Вот такой очерк был мною написан. Но самая драматическая часть этой истории: борьба Владимира со школой за душу своего сына, — как можно судить по приведённому тексту, описана мною в очерке невнятно — отчасти из-за ограниченного объёма жанра газетного очерка, а отчасти и из соображения, что цензура не пропустит неприятных подробностей. А подробности эти интересны и поныне — тем, во-первых, что характеризуют Владимира как упрямца, умевшего мужественно отстаивать свои принципы, и, во-вторых, — как изощрённо пыталась воздействовать «система» на такого упрямца. У меня сохранилась черновая запись устного рассказа Владимира: как это было на самом деле, — и именно драматическую часть того конфликта со школой мне бы хотелось рассказать здесь дополнительно, начиная с того момента, как он поспорил с учительницей:
— Тогда, может, мы пройдём к завучу? — спрашивает учительница, когда я отказался дискутировать с ней дальше.

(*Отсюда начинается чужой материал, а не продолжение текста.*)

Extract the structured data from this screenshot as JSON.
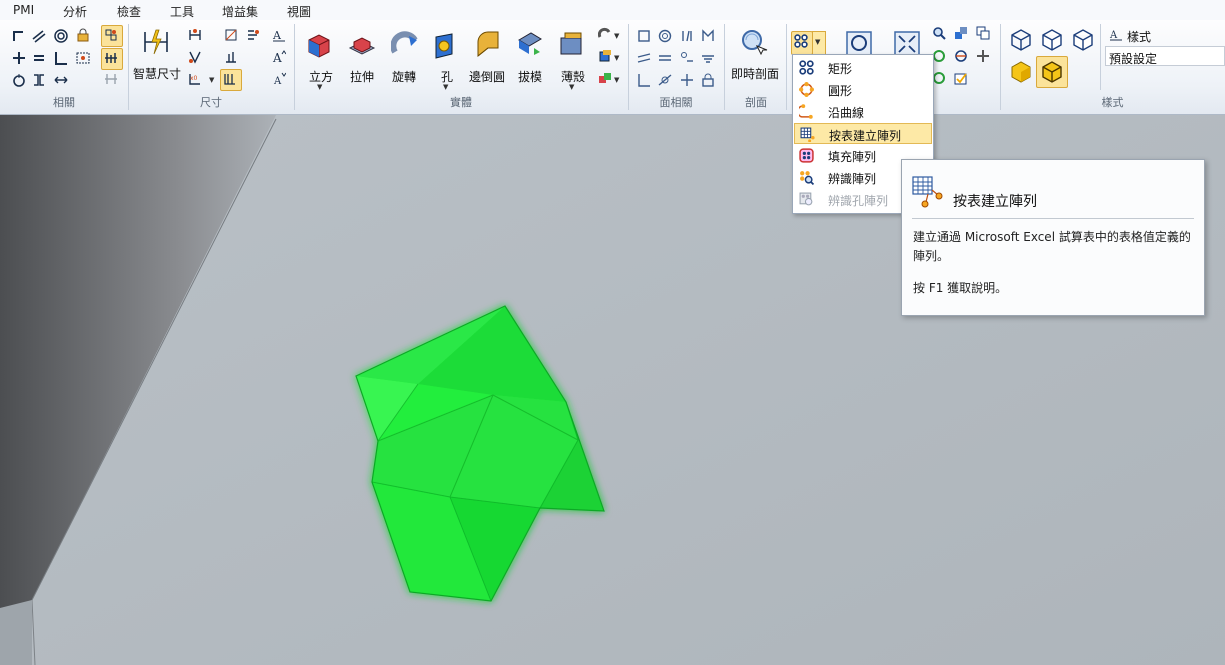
{
  "menubar": {
    "items": [
      {
        "label": "PMI"
      },
      {
        "label": "分析"
      },
      {
        "label": "檢查"
      },
      {
        "label": "工具"
      },
      {
        "label": "增益集"
      },
      {
        "label": "視圖"
      }
    ]
  },
  "ribbon": {
    "groups": {
      "related": "相關",
      "dimension": "尺寸",
      "solid": "實體",
      "face_related": "面相關",
      "section": "剖面",
      "style": "樣式"
    },
    "buttons": {
      "smart_dimension": "智慧尺寸",
      "cube": "立方",
      "extrude": "拉伸",
      "revolve": "旋轉",
      "hole": "孔",
      "round": "邊倒圓",
      "draft": "拔模",
      "thin_wall": "薄殼",
      "live_section": "即時剖面"
    },
    "style_panel": {
      "style_label": "樣式",
      "style_value": "預設設定"
    }
  },
  "pattern_menu": {
    "items": [
      {
        "label": "矩形",
        "icon": "rectangular-pattern-icon",
        "enabled": true
      },
      {
        "label": "圓形",
        "icon": "circular-pattern-icon",
        "enabled": true
      },
      {
        "label": "沿曲線",
        "icon": "curve-pattern-icon",
        "enabled": true
      },
      {
        "label": "按表建立陣列",
        "icon": "table-pattern-icon",
        "enabled": true,
        "selected": true
      },
      {
        "label": "填充陣列",
        "icon": "fill-pattern-icon",
        "enabled": true
      },
      {
        "label": "辨識陣列",
        "icon": "recognize-pattern-icon",
        "enabled": true
      },
      {
        "label": "辨識孔陣列",
        "icon": "recognize-hole-pattern-icon",
        "enabled": false
      }
    ]
  },
  "tooltip": {
    "title": "按表建立陣列",
    "description": "建立通過 Microsoft Excel 試算表中的表格值定義的陣列。",
    "help": "按 F1 獲取說明。"
  },
  "colors": {
    "accent_highlight": "#fbe39a",
    "model_green": "#1ee63a",
    "viewport_plate": "#b3bac1"
  }
}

— К завучу так к завучу, — пожимаю плечами. Пошли мы к завучу.
Женщина-завуч сидит в своём кабинете и что-то пишет.
— Здравствуйте, — приветствую её.
— Что у вас? — спрашивает, не отвечая на приветствие.
Начинаю объяснять.
— Я не вас спрашиваю! — обрывает она меня. — Что у вас? — спрашивает у учительницы.
— Вот, родитель возражает против стрижки своего сына.

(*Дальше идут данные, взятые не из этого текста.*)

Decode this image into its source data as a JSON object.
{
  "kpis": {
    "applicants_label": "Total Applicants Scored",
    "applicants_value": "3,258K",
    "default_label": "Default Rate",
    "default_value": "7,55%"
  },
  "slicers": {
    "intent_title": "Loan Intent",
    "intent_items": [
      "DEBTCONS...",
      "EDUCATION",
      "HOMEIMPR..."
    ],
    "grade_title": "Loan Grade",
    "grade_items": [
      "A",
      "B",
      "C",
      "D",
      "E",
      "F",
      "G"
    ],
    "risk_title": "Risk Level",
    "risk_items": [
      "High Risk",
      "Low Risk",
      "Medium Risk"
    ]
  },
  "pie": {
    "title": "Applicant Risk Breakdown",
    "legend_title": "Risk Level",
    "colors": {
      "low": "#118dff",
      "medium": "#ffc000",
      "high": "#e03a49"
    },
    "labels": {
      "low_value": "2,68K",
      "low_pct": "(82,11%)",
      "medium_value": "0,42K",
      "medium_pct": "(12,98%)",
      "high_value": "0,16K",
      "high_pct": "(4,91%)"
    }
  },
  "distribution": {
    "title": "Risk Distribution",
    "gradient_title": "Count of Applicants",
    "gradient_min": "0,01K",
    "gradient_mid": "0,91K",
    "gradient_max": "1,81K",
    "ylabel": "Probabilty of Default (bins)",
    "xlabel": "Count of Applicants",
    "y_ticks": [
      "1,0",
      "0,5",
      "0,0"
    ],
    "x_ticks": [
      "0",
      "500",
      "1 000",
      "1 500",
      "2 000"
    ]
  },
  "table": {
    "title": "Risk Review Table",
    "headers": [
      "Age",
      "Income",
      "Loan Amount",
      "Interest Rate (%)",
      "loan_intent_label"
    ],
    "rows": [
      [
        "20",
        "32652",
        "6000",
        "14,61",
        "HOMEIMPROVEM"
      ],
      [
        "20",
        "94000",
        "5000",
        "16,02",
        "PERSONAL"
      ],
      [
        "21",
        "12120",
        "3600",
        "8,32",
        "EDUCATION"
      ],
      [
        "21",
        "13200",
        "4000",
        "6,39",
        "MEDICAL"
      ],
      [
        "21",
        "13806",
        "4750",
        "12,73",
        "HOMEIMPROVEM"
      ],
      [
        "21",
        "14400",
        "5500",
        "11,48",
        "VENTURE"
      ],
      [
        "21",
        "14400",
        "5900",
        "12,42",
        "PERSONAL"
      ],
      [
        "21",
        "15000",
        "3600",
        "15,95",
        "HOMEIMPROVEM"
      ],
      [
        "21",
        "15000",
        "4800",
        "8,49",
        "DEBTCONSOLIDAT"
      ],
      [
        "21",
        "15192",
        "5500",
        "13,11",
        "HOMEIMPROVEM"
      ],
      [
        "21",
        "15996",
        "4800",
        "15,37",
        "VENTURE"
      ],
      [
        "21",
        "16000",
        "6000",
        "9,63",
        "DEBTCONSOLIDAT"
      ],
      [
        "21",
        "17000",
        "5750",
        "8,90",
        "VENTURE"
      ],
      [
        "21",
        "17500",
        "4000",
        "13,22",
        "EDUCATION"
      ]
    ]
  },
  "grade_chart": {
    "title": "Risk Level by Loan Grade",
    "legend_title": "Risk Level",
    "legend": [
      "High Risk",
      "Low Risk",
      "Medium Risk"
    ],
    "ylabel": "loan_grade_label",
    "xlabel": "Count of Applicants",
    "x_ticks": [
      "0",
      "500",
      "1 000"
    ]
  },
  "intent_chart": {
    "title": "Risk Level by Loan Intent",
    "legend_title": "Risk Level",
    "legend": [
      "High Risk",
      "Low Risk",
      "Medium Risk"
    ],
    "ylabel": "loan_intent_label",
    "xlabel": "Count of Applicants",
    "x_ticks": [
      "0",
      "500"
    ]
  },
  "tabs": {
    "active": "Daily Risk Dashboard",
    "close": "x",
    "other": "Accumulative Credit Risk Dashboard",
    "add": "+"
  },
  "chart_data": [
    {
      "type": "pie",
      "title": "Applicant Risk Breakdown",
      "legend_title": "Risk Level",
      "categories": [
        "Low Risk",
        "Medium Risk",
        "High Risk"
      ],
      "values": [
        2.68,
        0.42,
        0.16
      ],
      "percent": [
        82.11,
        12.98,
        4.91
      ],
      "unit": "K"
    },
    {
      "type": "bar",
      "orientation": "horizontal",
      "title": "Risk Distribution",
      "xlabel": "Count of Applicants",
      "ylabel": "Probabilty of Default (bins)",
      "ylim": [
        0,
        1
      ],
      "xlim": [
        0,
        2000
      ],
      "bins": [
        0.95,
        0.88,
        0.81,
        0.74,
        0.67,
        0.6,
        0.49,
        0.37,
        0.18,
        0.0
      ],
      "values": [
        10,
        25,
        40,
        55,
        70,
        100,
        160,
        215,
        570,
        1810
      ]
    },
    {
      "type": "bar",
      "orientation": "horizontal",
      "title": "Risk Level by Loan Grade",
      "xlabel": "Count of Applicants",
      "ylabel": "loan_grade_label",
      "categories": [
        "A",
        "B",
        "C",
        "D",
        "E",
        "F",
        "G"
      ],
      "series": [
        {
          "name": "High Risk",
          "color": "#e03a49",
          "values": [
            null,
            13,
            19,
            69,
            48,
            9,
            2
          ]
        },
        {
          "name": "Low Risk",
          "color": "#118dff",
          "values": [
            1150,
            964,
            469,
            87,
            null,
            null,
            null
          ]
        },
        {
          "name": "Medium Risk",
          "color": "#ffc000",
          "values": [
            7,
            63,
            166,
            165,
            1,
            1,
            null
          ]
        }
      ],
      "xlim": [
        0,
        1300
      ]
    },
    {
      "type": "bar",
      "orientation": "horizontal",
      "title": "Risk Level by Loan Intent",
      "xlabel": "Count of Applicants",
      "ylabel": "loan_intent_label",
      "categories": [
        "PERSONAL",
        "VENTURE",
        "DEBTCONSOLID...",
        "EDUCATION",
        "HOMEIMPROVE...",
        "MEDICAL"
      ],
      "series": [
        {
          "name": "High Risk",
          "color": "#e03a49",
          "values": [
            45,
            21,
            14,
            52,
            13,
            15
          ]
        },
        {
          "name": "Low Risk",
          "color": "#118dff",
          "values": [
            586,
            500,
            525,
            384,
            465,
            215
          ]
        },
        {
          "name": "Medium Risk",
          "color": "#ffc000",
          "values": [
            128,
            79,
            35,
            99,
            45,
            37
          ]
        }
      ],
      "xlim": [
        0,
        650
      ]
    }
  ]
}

— Ничего! — завуч делает жест рукой, будто муху на столе прихлопывает. — Вызовем пару раз на комиссию — остригут, как миленькие!

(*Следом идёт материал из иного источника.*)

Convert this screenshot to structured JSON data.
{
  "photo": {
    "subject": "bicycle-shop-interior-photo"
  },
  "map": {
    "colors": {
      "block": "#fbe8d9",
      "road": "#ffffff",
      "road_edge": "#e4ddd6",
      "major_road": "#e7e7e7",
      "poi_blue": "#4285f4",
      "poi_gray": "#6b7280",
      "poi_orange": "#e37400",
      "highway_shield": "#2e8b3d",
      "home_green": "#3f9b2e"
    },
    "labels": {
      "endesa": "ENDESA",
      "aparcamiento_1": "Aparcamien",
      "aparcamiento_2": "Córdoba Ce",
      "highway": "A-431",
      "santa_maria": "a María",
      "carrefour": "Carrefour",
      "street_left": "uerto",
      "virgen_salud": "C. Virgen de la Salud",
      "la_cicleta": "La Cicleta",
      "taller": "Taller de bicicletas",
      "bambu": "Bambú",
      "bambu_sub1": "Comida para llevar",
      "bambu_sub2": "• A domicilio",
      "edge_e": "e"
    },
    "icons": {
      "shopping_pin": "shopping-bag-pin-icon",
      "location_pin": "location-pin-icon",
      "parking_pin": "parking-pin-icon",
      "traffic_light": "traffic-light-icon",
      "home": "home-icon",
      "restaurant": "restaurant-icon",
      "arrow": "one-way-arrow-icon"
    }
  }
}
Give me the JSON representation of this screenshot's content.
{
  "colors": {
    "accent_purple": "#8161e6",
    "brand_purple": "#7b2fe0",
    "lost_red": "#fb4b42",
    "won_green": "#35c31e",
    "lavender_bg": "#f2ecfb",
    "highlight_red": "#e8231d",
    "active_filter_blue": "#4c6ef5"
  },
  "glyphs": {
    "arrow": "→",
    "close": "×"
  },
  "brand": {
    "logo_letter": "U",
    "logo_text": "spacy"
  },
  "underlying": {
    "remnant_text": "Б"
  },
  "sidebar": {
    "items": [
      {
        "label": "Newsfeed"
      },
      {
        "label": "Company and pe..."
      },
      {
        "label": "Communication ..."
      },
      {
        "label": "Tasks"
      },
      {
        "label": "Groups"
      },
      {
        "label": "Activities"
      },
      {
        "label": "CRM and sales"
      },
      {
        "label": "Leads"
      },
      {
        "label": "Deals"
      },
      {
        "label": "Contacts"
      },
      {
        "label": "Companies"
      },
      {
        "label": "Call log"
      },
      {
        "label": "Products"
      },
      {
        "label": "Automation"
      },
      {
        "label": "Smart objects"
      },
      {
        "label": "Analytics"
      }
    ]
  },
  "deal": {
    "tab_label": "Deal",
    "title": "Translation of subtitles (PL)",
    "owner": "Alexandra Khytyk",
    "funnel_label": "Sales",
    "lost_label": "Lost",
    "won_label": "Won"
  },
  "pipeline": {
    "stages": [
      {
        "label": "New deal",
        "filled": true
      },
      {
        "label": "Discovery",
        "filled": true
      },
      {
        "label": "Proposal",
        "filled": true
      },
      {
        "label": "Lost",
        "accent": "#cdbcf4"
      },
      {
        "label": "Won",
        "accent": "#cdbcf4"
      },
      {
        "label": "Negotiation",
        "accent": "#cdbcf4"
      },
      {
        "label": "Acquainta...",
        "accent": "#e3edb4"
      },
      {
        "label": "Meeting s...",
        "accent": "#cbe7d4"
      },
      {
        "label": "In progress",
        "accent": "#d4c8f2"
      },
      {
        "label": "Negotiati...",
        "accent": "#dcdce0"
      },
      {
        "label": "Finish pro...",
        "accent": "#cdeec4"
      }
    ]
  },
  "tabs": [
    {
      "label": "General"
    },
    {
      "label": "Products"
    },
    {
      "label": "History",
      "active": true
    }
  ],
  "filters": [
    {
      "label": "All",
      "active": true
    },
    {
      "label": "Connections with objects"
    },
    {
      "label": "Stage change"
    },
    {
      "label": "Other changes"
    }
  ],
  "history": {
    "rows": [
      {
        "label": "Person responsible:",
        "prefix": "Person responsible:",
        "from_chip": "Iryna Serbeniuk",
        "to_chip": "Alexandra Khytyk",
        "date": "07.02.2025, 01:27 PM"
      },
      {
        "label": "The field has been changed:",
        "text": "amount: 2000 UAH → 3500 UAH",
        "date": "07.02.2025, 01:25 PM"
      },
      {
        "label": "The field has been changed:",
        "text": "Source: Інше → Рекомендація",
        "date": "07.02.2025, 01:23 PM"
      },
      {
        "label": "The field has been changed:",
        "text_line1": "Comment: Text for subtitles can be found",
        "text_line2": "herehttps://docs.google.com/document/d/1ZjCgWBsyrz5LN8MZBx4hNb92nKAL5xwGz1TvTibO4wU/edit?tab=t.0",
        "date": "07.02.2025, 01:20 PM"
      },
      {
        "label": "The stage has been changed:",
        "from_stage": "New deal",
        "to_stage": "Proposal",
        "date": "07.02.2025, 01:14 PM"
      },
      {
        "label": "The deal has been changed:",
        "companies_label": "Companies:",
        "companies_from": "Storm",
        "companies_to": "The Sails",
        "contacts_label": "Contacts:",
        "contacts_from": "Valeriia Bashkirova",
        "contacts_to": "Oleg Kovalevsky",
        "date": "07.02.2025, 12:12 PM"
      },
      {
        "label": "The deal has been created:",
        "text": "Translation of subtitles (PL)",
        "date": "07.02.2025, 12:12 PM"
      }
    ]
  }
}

— Но ведь есть же разъяснение замминистра, — протягиваю ей газету.
— Вам объяснили? — кричит она на меня. — Больше объяснять не будем! Можете идти! Но чтоб ребёнок был подстрижен!..
— Больше я к вам сына не приведу, — говорю ей на прощанье. — Потому что я боюсь за своего сына!..
Стали учить его дома. Галя занималась с ним азбукой, грамматикой, чтением. Я — математикой, физвоспитанием… Прошло два месяца. На третий — прибегает девочка и говорит: «Вас на заседание педсовета вызывают». Я ей отвечаю: «У меня никаких дел со школой нет». Убегает, через час снова прибегает, уже с запиской от директора: в очень вежливой форме приглашает меня на педсовет. Сажусь и пишу ответ: «Я уже объяснил вашему завучу, что в школу я не приду, пока она, по крайней мере, не научится вежливо разговаривать со мной и с сыном». Девочка с запиской ушла. Жду, что будет дальше.
На следующий день приходит участковый милиционер, лейтенант. Здоровается, осведомляется по поводу моей личности и — сразу, строго:
— Почему сына в школу не отправляете? Знаете, чем это вам грозит?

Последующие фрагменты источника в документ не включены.